The first is discussed in the Mattarei paper referenced in the question, and elsewhere in the Lie literature. The truncated exponential of an adjoint need not be a Lie isomorphism (homomorphism), unless we assume a stronger condition such as $(\operatorname{ad}x)^{(p+1)/2}=0$.

The second is harder to find, probably for good reason. Articles on the Groupprops Wiki appears to be relevant; I've seen it elsewhere, but don't have the reference handy. There are multiple troubles in this approach. There's an obvious 'lift' to the integers only for fields of prime order. The integer matrix associated with a nilpotent matrix over $\mathbb{F}_p$ may fail to be nilpotent.
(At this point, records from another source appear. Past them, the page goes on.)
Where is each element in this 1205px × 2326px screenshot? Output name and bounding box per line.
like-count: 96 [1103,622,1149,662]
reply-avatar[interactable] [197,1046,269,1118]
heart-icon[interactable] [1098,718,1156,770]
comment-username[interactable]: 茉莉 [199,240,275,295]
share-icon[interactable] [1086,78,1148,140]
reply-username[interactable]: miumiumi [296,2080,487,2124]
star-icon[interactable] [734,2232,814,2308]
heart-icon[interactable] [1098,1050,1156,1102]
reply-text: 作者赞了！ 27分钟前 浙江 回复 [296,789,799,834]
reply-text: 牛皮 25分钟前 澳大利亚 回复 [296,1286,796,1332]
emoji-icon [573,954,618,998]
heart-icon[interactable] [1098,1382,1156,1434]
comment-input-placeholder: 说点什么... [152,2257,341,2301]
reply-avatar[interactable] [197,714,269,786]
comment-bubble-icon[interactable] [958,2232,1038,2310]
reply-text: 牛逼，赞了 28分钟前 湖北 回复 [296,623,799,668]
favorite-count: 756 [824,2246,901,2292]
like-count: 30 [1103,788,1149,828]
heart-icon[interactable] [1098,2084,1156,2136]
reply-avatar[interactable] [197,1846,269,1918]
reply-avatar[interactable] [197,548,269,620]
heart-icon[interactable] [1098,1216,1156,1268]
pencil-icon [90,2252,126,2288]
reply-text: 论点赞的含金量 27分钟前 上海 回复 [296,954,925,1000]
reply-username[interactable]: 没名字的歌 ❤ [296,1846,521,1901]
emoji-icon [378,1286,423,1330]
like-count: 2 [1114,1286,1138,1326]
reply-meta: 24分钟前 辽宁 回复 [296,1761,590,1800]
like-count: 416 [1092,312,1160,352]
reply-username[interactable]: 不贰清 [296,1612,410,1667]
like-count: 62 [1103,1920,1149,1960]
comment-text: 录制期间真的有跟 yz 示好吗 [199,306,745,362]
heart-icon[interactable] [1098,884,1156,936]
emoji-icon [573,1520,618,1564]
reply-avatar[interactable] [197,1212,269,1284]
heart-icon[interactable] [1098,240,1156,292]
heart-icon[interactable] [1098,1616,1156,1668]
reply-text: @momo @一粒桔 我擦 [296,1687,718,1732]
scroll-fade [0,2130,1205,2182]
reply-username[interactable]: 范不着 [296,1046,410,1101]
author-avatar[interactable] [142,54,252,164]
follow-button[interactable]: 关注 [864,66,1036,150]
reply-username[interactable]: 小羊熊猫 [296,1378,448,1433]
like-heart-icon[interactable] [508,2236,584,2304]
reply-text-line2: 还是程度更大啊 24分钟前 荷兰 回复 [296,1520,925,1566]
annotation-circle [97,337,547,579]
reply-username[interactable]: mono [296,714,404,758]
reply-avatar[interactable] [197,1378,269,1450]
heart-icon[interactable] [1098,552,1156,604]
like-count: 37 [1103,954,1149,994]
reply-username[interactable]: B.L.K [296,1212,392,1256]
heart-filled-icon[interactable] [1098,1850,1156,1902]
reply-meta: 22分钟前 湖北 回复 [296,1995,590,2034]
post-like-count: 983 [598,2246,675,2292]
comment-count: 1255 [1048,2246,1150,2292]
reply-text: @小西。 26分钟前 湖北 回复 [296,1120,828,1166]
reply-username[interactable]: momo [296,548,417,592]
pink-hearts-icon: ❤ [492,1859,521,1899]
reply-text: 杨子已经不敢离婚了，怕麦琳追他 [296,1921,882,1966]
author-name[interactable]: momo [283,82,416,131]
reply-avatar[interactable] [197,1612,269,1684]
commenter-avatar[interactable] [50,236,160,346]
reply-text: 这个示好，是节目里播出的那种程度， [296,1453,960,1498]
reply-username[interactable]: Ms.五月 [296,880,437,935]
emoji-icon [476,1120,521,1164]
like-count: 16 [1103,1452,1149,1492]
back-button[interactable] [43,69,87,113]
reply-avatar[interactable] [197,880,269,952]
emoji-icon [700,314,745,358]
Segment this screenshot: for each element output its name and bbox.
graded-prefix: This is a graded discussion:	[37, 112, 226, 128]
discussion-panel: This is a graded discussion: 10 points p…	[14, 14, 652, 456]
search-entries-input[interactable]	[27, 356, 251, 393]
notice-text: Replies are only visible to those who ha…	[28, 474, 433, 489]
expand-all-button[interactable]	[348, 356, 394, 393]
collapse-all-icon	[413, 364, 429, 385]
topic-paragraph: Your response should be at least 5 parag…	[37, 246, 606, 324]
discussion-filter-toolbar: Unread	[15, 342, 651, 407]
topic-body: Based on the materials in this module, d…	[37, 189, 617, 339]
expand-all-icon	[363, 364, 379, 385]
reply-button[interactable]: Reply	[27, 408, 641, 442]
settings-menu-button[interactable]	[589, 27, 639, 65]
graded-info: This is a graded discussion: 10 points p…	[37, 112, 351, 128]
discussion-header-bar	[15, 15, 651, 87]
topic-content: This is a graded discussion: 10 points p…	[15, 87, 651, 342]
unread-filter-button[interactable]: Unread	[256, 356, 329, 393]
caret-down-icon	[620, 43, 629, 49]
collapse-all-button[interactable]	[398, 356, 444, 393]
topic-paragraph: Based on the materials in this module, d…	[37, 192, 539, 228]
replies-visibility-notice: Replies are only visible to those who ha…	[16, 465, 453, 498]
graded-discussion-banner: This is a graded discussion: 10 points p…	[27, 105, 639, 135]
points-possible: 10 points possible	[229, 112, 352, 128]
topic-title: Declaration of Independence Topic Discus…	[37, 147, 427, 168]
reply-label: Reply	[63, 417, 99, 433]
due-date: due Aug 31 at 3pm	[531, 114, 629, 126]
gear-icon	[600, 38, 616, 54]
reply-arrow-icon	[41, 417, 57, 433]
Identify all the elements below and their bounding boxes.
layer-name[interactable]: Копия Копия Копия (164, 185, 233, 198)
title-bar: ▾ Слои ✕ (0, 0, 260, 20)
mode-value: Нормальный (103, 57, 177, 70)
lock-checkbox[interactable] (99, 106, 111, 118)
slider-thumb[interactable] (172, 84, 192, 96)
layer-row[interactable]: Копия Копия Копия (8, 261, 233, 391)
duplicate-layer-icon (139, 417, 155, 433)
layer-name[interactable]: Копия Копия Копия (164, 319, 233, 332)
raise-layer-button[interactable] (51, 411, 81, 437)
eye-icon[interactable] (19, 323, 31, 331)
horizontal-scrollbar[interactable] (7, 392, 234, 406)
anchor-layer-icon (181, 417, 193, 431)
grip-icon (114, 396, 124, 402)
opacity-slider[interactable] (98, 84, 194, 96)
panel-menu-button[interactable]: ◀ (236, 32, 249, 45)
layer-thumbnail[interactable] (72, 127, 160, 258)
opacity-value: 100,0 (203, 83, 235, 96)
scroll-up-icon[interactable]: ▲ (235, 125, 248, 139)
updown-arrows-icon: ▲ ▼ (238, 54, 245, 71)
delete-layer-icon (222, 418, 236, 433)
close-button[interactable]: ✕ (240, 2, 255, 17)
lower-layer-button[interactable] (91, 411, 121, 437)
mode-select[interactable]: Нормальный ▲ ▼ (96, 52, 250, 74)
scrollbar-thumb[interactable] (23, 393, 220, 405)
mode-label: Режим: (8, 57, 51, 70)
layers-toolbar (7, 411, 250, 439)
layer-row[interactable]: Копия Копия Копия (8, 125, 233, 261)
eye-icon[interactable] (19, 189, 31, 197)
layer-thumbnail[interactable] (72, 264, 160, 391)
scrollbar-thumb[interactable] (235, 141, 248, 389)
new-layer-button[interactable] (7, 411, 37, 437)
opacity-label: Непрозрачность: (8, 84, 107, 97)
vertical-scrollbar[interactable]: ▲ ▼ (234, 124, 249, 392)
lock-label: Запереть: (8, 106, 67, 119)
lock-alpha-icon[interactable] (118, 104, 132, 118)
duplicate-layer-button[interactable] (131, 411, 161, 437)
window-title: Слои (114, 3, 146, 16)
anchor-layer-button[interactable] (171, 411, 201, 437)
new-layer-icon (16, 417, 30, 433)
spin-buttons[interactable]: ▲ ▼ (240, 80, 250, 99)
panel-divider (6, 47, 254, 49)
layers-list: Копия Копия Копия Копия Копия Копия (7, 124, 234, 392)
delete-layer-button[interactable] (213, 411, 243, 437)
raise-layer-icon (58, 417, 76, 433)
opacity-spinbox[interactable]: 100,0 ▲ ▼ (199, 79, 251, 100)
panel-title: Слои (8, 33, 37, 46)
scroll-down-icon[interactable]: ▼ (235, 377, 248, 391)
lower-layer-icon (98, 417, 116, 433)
And apparently the 'divided power' Leibniz condition mentioned in the Groupprops link can fail (see below).

Here's the part that may be interesting:

I implemented both approaches in GAP, and ran them on $sl(3,3)$. There are 1093 1-dimensional spaces generated by nilpotent elements, each of nilpotency 3. Of those, 157 give Lie isomorphisms with the truncated exponential approach, while 55 give Lie isomorphisms with the second 'divided powers' approach. For the divided powers approach, I only considered those $x$ for which the integer matrix associated with $\operatorname{ad}x$ was nilpotent, and one might be able to include more elements by looking for terms in the rational exponential series that are 0 mod $p$. The elements that worked with the 2nd approach were a proper subset of those that worked for the 1st. I checked for Lie isomorphism by computing the table of structure constants according to a given basis and its image.

The groups generated was $PSL(3,3)$ in both cases. This is contrary to what I posted above. (The difference arises with the isomorphism check.)

I repeated the same experiments with the quotient of $sl(3,3)$ by its center. Here, there are 364 1-subspaces with nilpotent elements. All give isomorphisms via the truncated exponential. Only 24 give isomorphisms via the divided powers approach. Both approaches give $G(2,3)$ as a group of automorphisms.

I don't know of an example where the two approaches give different groups, but expect that such examples likely exist.

Based on this experimentation, it looks to me like the best way to practically generate a large group of (inner) automorphisms of a finite Lie algebra in characteristic $p$ is to follow the 1st approach. That is, take exponentials of adjoints of elements with nilpotency at most $p$, then throw out the maps that are not homomorphisms. I wish I had a way to restrict to a small subset of the set of nilpotent elements.